It can be hard to navigate the different guidelines for labeling. There isn’t one “right answer” for how to label demographic variables. It’s important for researchers to think through what is right for their specific project.
This guide provides reflection questions that may help with this process.
Remember: demographic labeling is a choice with real consequences.
Biorepository research can affect medical care, drug development, public policy, and how resources are shared. Researchers should work to label and sort groups with care and attention.
Do you need to use social or demographic labels at all?
The National Academies of Sciences, Engineering, and Medicine (NASEM) suggests that researchers should “directly evaluate the environmental factors or exposures” that are relevant to the study. They should do this instead of relying on population descriptors as proxies, or stand-ins.(1)
What labeling schema was used in the original dataset(s)?
Could this schema be missing accuracy or detail?
For example, maybe the dataset lists people only as “male” or “female.” Think about how this schema could create stigma or make research less useful for people whose gender does not fit those labels.
Can you update the schema to use community-informed approaches?
Can you do this without affecting the integrity of the dataset?
Researchers reusing repository data may feel limited by the original labeling schema. But there may be methodologically sound ways to improve it.
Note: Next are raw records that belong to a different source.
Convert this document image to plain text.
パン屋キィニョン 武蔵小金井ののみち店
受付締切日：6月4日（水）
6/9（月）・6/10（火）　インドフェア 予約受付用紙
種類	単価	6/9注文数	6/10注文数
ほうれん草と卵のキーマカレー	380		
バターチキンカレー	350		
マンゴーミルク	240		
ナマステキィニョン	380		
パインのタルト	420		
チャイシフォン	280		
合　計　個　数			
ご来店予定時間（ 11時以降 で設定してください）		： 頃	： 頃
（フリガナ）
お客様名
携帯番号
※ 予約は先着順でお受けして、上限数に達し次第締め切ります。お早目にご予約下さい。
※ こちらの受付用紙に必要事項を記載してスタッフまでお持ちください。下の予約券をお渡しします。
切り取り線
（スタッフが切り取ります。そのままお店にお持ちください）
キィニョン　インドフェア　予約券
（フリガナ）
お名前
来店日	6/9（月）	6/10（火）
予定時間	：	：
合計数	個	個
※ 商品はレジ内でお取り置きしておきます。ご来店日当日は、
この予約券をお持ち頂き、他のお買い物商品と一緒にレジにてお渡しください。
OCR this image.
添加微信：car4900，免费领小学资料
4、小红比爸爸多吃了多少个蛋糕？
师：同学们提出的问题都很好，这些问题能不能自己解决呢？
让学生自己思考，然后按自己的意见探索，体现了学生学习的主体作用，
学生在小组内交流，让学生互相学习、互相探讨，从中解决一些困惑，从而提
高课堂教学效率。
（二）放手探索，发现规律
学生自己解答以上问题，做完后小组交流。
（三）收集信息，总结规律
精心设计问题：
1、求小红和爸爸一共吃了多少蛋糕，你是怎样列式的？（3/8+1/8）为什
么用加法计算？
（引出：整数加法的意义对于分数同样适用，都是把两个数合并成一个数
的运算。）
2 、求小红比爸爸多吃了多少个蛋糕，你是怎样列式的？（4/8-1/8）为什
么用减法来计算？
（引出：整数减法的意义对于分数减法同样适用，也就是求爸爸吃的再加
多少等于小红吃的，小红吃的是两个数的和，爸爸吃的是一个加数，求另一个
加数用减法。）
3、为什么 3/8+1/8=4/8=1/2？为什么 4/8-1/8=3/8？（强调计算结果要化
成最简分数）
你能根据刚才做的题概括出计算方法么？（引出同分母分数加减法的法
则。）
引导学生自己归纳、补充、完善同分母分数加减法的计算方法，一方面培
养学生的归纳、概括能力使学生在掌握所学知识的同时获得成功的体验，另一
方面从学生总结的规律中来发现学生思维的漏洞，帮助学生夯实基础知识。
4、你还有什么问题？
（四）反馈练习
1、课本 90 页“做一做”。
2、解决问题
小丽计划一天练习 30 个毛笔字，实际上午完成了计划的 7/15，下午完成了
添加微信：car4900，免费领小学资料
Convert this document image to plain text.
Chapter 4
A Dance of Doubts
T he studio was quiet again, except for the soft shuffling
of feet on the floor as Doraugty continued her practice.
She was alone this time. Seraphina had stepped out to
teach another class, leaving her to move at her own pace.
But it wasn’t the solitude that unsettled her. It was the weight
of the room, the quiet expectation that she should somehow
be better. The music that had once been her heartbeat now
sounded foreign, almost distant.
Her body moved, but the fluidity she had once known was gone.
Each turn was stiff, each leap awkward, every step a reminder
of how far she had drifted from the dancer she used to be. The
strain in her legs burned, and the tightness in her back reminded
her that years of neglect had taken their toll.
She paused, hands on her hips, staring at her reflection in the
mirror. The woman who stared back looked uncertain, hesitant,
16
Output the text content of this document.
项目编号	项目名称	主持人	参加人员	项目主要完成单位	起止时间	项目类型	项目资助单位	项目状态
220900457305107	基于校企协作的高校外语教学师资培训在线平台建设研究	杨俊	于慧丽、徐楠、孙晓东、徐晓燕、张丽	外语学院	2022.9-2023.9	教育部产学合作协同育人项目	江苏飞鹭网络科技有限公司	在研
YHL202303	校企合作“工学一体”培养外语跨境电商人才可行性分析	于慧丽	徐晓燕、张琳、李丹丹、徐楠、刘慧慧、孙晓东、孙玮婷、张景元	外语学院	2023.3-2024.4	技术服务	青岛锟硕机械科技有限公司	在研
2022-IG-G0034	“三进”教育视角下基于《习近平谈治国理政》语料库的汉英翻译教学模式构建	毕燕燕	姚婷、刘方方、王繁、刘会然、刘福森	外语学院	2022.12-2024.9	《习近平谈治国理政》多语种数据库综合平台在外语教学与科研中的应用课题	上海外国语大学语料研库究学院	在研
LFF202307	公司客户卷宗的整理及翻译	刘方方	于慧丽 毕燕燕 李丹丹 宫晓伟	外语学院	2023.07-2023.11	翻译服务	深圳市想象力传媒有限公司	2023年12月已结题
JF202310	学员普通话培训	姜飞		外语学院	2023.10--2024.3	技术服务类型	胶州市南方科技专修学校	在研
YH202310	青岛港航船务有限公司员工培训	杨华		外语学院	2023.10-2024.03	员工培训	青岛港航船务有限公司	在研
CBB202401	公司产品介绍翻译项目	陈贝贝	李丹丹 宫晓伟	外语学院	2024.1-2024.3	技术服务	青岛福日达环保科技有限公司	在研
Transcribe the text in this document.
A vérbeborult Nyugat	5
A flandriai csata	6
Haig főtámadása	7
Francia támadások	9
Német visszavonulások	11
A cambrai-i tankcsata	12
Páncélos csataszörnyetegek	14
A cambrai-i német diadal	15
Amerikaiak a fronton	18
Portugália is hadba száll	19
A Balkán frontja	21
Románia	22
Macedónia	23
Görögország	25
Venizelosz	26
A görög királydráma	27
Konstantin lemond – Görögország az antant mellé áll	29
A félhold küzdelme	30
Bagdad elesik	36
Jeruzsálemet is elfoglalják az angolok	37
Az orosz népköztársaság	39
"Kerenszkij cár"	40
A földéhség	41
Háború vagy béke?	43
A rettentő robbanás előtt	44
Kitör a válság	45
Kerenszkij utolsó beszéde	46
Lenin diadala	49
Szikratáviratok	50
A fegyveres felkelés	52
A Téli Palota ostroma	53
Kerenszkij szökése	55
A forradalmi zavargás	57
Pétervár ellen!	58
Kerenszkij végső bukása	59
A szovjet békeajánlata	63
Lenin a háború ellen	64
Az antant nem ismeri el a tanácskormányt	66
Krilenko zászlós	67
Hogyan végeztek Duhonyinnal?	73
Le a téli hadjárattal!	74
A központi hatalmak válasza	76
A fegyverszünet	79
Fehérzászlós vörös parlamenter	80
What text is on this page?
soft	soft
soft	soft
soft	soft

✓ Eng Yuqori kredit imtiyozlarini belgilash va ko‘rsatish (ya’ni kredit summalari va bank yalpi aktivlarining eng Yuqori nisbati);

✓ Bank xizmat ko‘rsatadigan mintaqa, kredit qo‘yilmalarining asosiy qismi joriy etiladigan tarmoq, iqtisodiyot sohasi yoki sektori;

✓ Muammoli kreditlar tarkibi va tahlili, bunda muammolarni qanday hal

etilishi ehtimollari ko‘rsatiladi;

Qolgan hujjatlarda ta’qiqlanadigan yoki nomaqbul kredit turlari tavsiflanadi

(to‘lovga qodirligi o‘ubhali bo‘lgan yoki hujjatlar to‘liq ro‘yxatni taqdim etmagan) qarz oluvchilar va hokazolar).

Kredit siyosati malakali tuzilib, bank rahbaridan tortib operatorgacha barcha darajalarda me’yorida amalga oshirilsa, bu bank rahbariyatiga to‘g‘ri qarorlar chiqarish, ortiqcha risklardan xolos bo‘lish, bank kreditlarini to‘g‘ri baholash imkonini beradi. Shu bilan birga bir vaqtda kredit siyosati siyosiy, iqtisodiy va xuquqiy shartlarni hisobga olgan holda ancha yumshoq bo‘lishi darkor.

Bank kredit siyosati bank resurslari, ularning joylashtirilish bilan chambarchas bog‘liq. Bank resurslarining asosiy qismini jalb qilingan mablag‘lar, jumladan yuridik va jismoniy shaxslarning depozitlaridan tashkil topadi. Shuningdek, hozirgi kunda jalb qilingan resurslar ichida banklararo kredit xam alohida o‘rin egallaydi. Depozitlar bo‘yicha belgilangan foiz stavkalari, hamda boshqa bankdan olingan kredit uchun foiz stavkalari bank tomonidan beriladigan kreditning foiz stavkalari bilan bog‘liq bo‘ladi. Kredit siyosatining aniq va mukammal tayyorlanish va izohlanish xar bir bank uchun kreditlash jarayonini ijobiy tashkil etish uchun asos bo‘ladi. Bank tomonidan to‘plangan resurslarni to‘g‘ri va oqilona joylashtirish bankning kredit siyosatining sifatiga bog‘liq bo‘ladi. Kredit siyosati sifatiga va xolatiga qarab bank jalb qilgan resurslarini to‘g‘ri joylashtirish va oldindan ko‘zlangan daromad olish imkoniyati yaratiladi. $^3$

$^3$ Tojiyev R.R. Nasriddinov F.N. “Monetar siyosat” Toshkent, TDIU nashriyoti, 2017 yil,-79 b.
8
What labeling schema is the most relevant to your research question?
For example, there may or may not be reasons to subdivide the demographic label “women” into “cisgender” and “transgender”. Your choice will depend on your specific research question. If things like hormone use, age at puberty, or certain social factors matter to your study, you might need to subdivide this demographic label.
How will you acknowledge your limitations?
If you plan to publish your study, think about how you can clearly and openly explain the limitations of your labeling schema.